What's the difference between resisting an urge versus restriction?
One of the most important - yet confusing - questions in recovery.
On the surface, both can look the same:
You don’t eat the food.
But internally, they are very different experiences.
And understanding that difference can change everything.
It’s not about the behavior—it’s about what’s happening inside
The key difference is not whether you eat or don’t eat.
It’s about:
your intention
your internal dialogue
your attunement to how your body is feeling
and whether unconditional permission is present
Restriction is often driven by: fear, control, rules and a desire to prevent something (like weight gain or loss of control)
It may sound like:
“I can’t have this.”
“If I start, I won’t stop.”
“I need to be good.”
“I should have more willpower.”
Even if you’re not eating, internally it can feel like:
turmoil
tension
pressure
a moral dilemma
It’s a feeling of white knuckling it or pushing yourself away from food.

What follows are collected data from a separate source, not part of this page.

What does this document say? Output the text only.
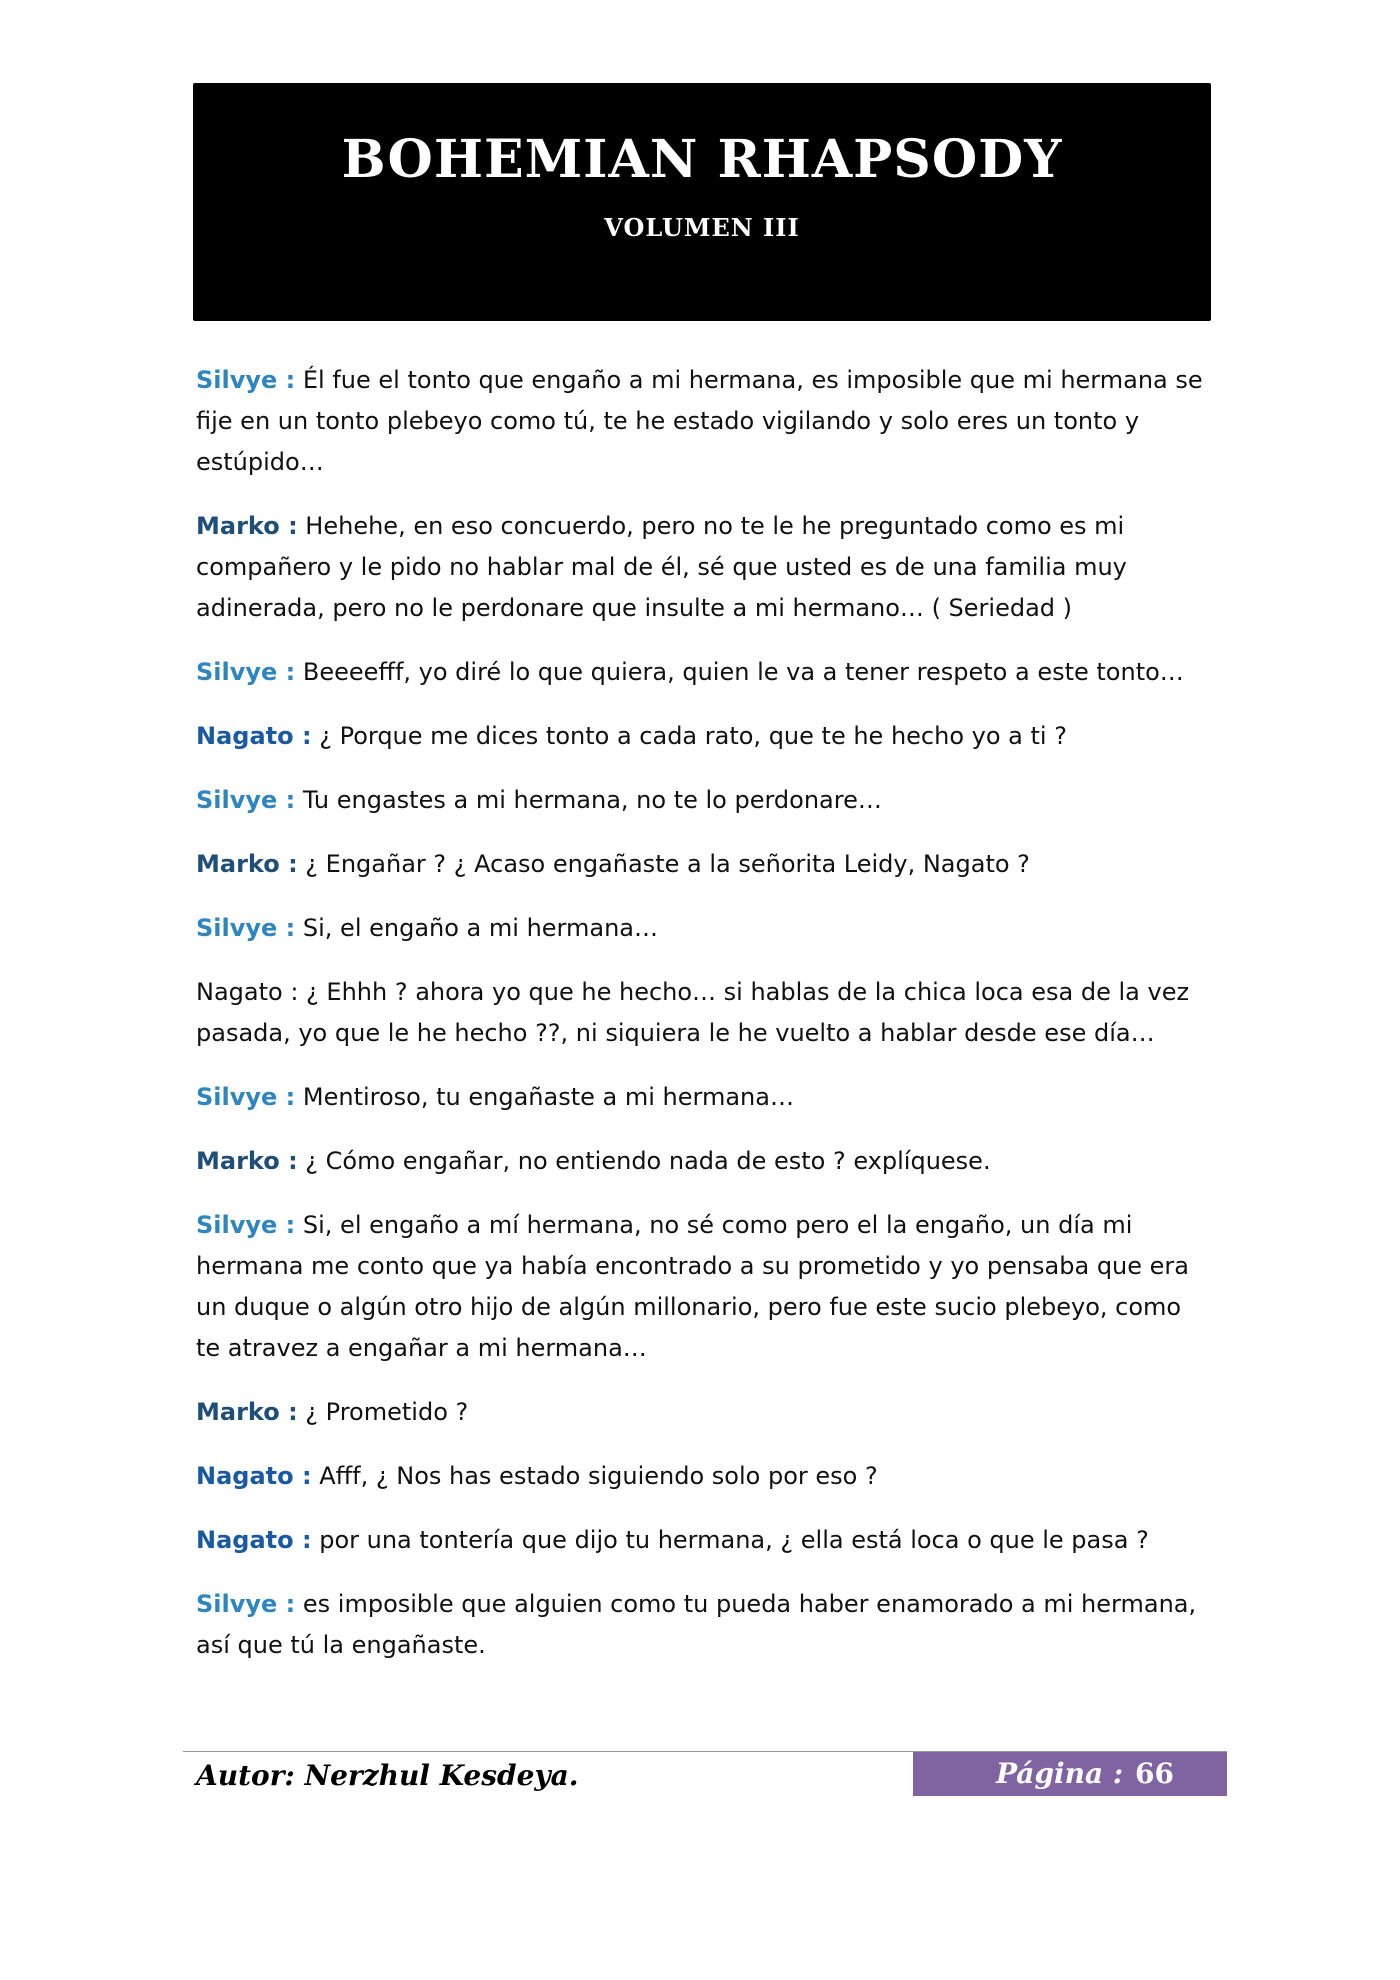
BOHEMIAN RHAPSODY

VOLUMEN III

Silvye : Él fue el tonto que engaño a mi hermana, es imposible que mi hermana se fije en un tonto plebeyo como tú, te he estado vigilando y solo eres un tonto y estúpido…

Marko : Hehehe, en eso concuerdo, pero no te le he preguntado como es mi compañero y le pido no hablar mal de él, sé que usted es de una familia muy adinerada, pero no le perdonare que insulte a mi hermano… ( Seriedad )

Silvye : Beeeefff, yo diré lo que quiera, quien le va a tener respeto a este tonto…

Nagato : ¿ Porque me dices tonto a cada rato, que te he hecho yo a ti ?

Silvye : Tu engastes a mi hermana, no te lo perdonare…

Marko : ¿ Engañar ? ¿ Acaso engañaste a la señorita Leidy, Nagato ?

Silvye : Si, el engaño a mi hermana…

Nagato : ¿ Ehhh ? ahora yo que he hecho… si hablas de la chica loca esa de la vez pasada, yo que le he hecho ??, ni siquiera le he vuelto a hablar desde ese día…

Silvye : Mentiroso, tu engañaste a mi hermana…

Marko : ¿ Cómo engañar, no entiendo nada de esto ? explíquese.

Silvye : Si, el engaño a mí hermana, no sé como pero el la engaño, un día mi hermana me conto que ya había encontrado a su prometido y yo pensaba que era un duque o algún otro hijo de algún millonario, pero fue este sucio plebeyo, como te atravez a engañar a mi hermana…

Marko : ¿ Prometido ?

Nagato : Afff, ¿ Nos has estado siguiendo solo por eso ?

Nagato : por una tontería que dijo tu hermana, ¿ ella está loca o que le pasa ?

Silvye : es imposible que alguien como tu pueda haber enamorado a mi hermana, así que tú la engañaste.

Autor: Nerzhul Kesdeya.	Página : 66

And importantly…even if it feels protective, restriction keeps the binge cycle alive.
When you are responding to an urge, this is very different.
Here, there is:
unconditional permission to choose whether or not you'd like to eat
an understanding that not every urge needs to be acted on
a sense of freedom and choice
It sounds like:
“I can have this now.... or later, both are ok.”
“This urge feels intense—I’m going to pause and check in with myself”
It’s not about denying food.
And it’s about not automatically obeying the urge like its a command.
💛 A simple question to help guide you
Ask yourself: “Am I saying no to the food… or no to the urge?”
If you’re saying “I can’t have this” → that’s restriction
If you’re saying “I can have this, just not in response to this urge” → that’s different
Lets talk about a real example:
“I can’t trust myself with chocolate. You may feel like "If I start, I won’t stop.”
So you restrict and avoid it.
This can feel like control—but it’s actually restriction.
Why?
Because:
the food is still forbidden
your brain hears: “This is scarce and dangerous”
And that makes both cravings and urges stronger.
Here’s the nuance most people miss
You cannot effectively “dismiss an urge” if you still feels restricted.
If a food feels scary or off-limits, you are still experiencing the effects of deprivation.
And in that state, trying to resist through willpower will often backfire.
So what do you do instead?
Step 1: Re-establish unconditional permission
Before anything else: 💛 “I am allowed to have this food.”
Even if you don’t fully believe it yet (like Oprah says "fake it until you make it!")
Step 2: Check in with yourself
Ask: 👉 Am I physically hungry?
If yes → eat.
You are free to eat the food you’re craving, or choose something else — or a combination of both. This is nourishment, not a binge.
Step 3: Get curious
If the urge feels intense, pause and ask:
What am I feeling right now?
If I am not hungry, what might I need to care for myself in this moment?
Sometimes the urge is just a habit loop. But pause and explore if the urge might be about:
comfort
relief
rest
reward
emotional release
Step 4: Make a choice-not based on fear
Now you can gently choose:
to eat
or to dismiss the urge
But the choice must come from: 👉 permission, not fear, control, or rules
A helpful reframe
Instead of: ❌ “I shouldn’t eat this.” Try: 💛 “I can eat this now... or later. I’m learning when and how it feels right.”
If you’re unsure, err on the side of nourishment
Because:
restriction fuels bingeing
nourishment builds trust
A Gentle Truth
If you don’t trust yourself with a food yet…that doesn’t mean you need more control.
It means you need:
less moral judgment around food and eating
more neutral exposure to foods that feel scary
more unconditional permission
more practice with consistent, adequate, and satisfying nourishment so the lingering effects of deprivation from years of restriction start to ease off.
This is a Process of Rebuilding Trust
Right now, you may feel:
unsure
conflicted
afraid of “getting it wrong”
That’s okay.
Remind yourself, you are not trying to eat perfectly.
You are learning to:
stay present
listen
respond to your physical and emotional needs
✨ Final Thought
Restriction says:“I can’t have this.”
Recovery says:“I can have this—and I’m learning how to make choices from a place of body trust, informed choice and self respect.
And in that learning is where peace and freedom in my relationship with food begins.